Speaking at the start of the National Democratic Party's three-day event, seen by some observers as part of efforts to groom him for leadership, Gamal Mubarak called for "modernisation" of both the country's legislature and administration.

"We want political parties to play a more dynamic role," he said, advocating legal reforms "to lift the obstacles that hinder their action ... a big step in developing political life in Egypt."

The 40-year-old younger son of the Egyptian leader, who also heads an NDP policy-making body, called for the "modernisation of trade union laws and a strengthened role for civil institutions."

Legal reforms should include the penal code, to "guarantee human rights" and end "sexual discrimination," he said.

Role of the people

He also advocated "a new pact between the state and the citizen" to allow people to play a greater role in "political participation".

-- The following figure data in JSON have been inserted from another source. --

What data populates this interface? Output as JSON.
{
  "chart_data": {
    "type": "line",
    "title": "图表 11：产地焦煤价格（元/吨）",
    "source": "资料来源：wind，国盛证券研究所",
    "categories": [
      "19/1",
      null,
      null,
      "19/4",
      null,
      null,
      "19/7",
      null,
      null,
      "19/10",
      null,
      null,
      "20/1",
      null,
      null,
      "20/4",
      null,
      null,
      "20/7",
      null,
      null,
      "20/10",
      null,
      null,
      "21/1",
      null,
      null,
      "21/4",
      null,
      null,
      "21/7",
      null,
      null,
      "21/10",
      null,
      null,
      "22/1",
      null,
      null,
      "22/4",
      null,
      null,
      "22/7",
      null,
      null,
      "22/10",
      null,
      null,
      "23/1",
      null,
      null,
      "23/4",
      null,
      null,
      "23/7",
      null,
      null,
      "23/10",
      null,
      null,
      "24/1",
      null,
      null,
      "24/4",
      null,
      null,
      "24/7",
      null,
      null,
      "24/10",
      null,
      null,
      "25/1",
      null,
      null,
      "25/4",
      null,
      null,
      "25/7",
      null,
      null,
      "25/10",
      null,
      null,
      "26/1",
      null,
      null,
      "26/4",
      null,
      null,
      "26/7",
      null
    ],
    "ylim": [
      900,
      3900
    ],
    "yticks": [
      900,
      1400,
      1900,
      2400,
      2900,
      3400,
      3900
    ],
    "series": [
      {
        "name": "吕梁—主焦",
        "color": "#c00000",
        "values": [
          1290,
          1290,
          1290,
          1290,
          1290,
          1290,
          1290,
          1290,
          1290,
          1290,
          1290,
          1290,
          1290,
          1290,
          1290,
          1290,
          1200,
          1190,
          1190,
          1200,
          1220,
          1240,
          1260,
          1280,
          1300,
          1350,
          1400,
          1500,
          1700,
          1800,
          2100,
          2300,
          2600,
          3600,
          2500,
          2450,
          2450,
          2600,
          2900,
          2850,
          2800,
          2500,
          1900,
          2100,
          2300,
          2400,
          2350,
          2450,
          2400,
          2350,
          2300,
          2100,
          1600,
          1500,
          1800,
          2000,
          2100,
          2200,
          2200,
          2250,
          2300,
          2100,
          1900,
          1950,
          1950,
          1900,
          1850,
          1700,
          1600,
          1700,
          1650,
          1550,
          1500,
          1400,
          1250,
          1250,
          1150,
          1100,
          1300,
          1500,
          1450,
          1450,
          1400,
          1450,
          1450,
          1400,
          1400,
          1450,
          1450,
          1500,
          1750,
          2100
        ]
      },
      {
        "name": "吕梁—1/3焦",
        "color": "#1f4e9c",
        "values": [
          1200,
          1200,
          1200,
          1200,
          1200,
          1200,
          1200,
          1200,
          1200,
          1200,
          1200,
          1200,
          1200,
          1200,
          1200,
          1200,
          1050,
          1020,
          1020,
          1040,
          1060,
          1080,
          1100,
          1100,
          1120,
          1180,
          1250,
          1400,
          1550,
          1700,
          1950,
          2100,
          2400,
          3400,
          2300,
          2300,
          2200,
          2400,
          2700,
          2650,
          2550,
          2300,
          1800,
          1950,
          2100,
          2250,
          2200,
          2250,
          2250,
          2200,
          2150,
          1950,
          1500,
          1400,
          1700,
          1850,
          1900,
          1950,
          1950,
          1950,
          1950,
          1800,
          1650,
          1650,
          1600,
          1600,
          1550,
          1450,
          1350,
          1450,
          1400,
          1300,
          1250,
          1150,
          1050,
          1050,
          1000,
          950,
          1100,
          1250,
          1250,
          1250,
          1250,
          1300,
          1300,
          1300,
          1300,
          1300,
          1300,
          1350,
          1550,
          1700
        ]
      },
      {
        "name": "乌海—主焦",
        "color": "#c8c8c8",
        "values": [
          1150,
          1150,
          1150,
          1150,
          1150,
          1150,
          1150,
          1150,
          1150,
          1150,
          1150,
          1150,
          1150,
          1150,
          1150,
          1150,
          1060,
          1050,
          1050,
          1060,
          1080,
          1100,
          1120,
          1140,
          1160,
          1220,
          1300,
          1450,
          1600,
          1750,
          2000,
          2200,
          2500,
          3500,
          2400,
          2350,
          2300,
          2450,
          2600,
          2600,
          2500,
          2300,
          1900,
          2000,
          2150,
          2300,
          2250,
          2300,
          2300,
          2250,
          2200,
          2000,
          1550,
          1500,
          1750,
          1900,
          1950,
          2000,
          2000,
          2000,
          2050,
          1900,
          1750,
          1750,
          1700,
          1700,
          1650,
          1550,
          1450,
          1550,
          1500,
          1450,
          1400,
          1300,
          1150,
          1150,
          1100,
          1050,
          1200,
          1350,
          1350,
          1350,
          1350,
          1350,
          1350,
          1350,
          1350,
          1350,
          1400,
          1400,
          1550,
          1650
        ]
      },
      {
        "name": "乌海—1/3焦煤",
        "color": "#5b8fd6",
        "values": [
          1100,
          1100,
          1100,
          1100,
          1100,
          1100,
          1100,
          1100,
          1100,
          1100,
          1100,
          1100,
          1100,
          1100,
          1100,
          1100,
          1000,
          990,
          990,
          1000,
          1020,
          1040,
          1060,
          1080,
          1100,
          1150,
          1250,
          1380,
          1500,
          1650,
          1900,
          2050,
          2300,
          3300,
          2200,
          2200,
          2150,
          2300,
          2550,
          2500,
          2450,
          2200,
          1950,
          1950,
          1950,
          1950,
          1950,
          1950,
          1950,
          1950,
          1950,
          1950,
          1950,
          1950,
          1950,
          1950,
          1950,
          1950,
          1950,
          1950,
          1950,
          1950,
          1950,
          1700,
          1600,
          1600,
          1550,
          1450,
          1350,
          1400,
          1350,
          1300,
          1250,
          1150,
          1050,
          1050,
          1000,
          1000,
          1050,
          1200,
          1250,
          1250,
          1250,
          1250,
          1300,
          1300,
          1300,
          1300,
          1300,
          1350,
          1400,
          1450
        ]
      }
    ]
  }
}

In a statement to the congress, President Mubarak further stressed that his party was determined to pursue "political and economic reform".

He promised to "lay the foundations of a multi-party politics, in which the NDP ... will be one of the pillars".

President Husni Mubarak (L) with French President Jacques Chirac earlier this month

In the message read by Information Minister and party secretary general Safwat al-Sharif, said, "the rights of citizens are a priority (for the NPD and the government) and closely linked to democratisation."

He vowed that he wanted to "guarantee the rights of all citizens and that they would be treated by the state as partners, playing an effective role in decision-taking".

Greater influence

President Mubarak also asked the congress to consider Egypt's monetary policy in the wake of the loosening of exchange rates, begun in January, and the consequent rise in prices, and rural and urban development.

Analysts have predicted that his son Gamal may emerge from the congress with greater influence in setting national policy.

Although he is not likely to be named to a new post, he could see his position enhanced, they said, bolstering persistent speculation that Mubarak, 75 and in power since 1981, is grooming Gamal to succeed him one day.

Hundreds of Egyptians protested at Cairo's Al-Azhar mosque on Friday against Israeli actions in the Palestinian territories and the US-led occupation of Iraq.

Over the last year, he has become increasingly influential in the NPD, although the authorities have poured cold water on suggestions that he will succeed his father.

Hundreds of delegates have descended on Cairo to attend the three-day summit. The NPD has at least half a million members and a parliamentary majority of 410 out of a possible 454 seats.

Protests

Meanwhile, hundreds of Egyptians protested at Cairo's Al-Azhar mosque on Friday against Israeli actions in the Palestinian territories and the US-led occupation of Iraq, state media reported.

The faithful, who gathered outside the mosque, the highest seat of Sunni Islam, following weekly prayers, waved Palestinian and Iraqi flags, said the MENA news agency.

They also chanted slogans denouncing US President George Bush and Israeli Prime Minister Ariel Sharon.

Demonstrations are officially banned in Egypt under emergency laws which have been in place since 1981, but they are tolerated if they take place in mosque compounds or university campuses.